What Is an Arcuate Scotoma and What Causes It?

An arcuate scotoma is a pattern of vision loss caused by damage to the eye’s structures. This defect is a localized area within the visual field where sight is diminished or entirely absent. Because the defect often avoids the absolute center of sight in its early stages, a person may not notice the vision loss initially, allowing the condition to progress silently. Understanding the precise shape and cause of this scotoma points directly to the location and nature of the disease affecting the optic nerve.

Defining the Arc-Shaped Blind Spot

The term “scotoma” refers to any blind spot or region of impaired sight in the visual field, while “arcuate” describes its characteristic bow or arch shape. This defect typically begins as a small, comma-shaped area of reduced vision near the eye’s natural blind spot (the optic nerve head). As damage advances, the scotoma extends in a curved line that arches above or below the horizontal midline of the visual field. It usually lies within 10 to 20 degrees from the point of focus, making it a paracentral defect initially.

The defect becomes wider and moves closer to the center of vision as it progresses toward the nasal side. A defining feature is that it strictly respects the horizontal midline, known anatomically as the nasal raphe. This dividing line marks where nerve fibers from the superior and inferior halves of the retina meet, and the defect will not cross this boundary. Full expansion connects the blind spot to the nasal horizontal meridian (sometimes called a Bjerrum scotoma).

The Root Cause: Damage to the Optic Nerve

The unique arc shape of this visual field defect results directly from damage to the arcuate nerve fiber bundles. These bundles are composed of axons from retinal ganglion cells that sweep in an arching path from the retina toward the optic nerve head. When these specific nerve fibers are damaged, the corresponding visual field area loses its ability to transmit information to the brain, creating the arc-shaped gap.

Glaucoma and IOP

The primary cause of this nerve fiber damage is glaucoma, characterized by rising intraocular pressure (IOP). Sustained high IOP exerts mechanical stress on the optic nerve head, targeting the axons as they pass through the lamina cribrosa, a mesh-like structure. The arcuate nerve fibers, which enter the superior and inferior poles of the optic disc, are often the first affected, leading to the characteristic visual field loss.

Vulnerability and Other Causes

The superior and inferior poles of the optic nerve head are vulnerable to compression, possibly because the pores in the lamina cribrosa are larger in these regions. As the disease advances, the initial relative loss deepens and can become a complete absence of vision. While glaucoma is the most common cause, similar arcuate defects can rarely occur due to other optic nerve diseases, such as ischemic optic neuropathy or optic disk drusen.

Clinical Detection Through Visual Field Mapping

Detecting and monitoring an arcuate scotoma relies on specialized functional testing that maps the patient’s visual field sensitivity. The standard method for this assessment is Perimetry, often performed using the Humphrey Visual Field Analyzer (HFA). During this test, the patient fixates on a central target while a machine projects brief, dim flashes of light at various locations within a bowl-shaped perimeter.

The patient presses a response button when they perceive a light, allowing the machine to determine the minimum brightness (threshold) required for vision at each tested point. The resulting printout maps these sensitivities, showing the arcuate scotoma as a clustered pattern of reduced sensitivity following the arc shape. The commonly used 24-2 test pattern detects most arcuate defects, but the 10-2 test may be used to map defects that have encroached closer to the central ten degrees of vision.

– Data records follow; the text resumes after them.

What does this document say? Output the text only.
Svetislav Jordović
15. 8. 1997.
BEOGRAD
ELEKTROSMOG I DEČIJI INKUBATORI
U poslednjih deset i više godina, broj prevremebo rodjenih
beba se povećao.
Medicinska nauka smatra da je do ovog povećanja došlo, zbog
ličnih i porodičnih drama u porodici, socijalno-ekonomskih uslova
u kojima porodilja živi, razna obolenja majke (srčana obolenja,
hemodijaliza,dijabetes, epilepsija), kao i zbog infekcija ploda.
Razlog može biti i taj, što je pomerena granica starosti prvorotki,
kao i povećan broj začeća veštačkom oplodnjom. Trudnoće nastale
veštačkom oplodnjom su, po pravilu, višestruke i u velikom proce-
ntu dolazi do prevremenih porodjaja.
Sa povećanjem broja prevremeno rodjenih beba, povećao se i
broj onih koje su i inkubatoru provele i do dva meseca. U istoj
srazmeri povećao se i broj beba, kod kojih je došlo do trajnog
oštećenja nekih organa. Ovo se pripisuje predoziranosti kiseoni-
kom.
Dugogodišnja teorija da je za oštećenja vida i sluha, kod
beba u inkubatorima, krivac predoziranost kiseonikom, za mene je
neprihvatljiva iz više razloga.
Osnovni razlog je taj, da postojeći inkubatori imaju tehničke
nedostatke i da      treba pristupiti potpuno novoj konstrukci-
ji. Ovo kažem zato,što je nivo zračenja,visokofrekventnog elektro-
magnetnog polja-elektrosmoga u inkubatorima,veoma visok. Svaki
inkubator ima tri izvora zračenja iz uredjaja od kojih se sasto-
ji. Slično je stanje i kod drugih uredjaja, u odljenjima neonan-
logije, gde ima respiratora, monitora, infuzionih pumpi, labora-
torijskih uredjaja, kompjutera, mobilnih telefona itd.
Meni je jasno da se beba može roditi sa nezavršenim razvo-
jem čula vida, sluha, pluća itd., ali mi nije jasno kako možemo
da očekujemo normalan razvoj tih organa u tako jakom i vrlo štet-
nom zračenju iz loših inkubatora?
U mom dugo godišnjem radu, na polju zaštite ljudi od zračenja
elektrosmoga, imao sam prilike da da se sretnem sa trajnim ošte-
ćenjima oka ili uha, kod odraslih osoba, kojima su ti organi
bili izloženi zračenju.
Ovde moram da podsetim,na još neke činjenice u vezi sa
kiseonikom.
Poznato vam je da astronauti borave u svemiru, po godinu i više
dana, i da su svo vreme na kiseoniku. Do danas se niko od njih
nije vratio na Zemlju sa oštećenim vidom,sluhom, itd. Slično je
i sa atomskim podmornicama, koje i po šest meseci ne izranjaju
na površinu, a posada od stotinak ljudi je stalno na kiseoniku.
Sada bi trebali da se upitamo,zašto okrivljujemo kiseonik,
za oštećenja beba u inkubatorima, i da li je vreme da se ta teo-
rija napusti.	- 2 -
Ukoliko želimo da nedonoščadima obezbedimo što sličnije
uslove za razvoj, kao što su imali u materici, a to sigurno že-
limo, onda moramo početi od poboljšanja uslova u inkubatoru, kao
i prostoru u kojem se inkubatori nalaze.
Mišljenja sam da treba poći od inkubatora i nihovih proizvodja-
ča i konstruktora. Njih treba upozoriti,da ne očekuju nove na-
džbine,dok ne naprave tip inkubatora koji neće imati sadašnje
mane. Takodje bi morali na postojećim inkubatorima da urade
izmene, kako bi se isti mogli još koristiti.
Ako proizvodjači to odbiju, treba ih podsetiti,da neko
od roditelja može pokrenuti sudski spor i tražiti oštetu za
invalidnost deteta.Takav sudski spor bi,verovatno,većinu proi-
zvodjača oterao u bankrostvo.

Structural imaging tests, such as Optical Coherence Tomography (OCT), provide a complementary view of the physical damage. OCT scans measure the thickness of the Retinal Nerve Fiber Layer (RNFL) and the Retinal Ganglion Cell (RGC) layer. A thin or damaged area in the RNFL that corresponds to the scotoma location on the perimetry map confirms the structural damage underlying the vision loss.

Management and Halting Progression

Since an arcuate scotoma represents damage that has already occurred, the goal of management is to treat the underlying disease to prevent further vision loss or expansion. For cases linked to glaucoma, treatment focuses on lowering the intraocular pressure (IOP) to a target level. Achieving a lower, sustained IOP reduces mechanical stress on the remaining optic nerve fibers, slowing or stopping disease progression.

Treatment Modalities

The initial therapy often involves prescription eye drops, which either improve fluid drainage or decrease fluid production. If drops are insufficient, laser procedures like Selective Laser Trabeculoplasty (SLT) can enhance the eye’s natural drainage system. If medical and laser treatments fail to achieve the target IOP and the visual field worsens, surgical options such as trabeculectomy may be necessary to create a new drainage channel.

Patients must understand that the damage causing the scotoma cannot typically be reversed, meaning the lost vision will not return. Consistent monitoring of the visual field and IOP is necessary to ensure the treatment regimen stabilizes the condition.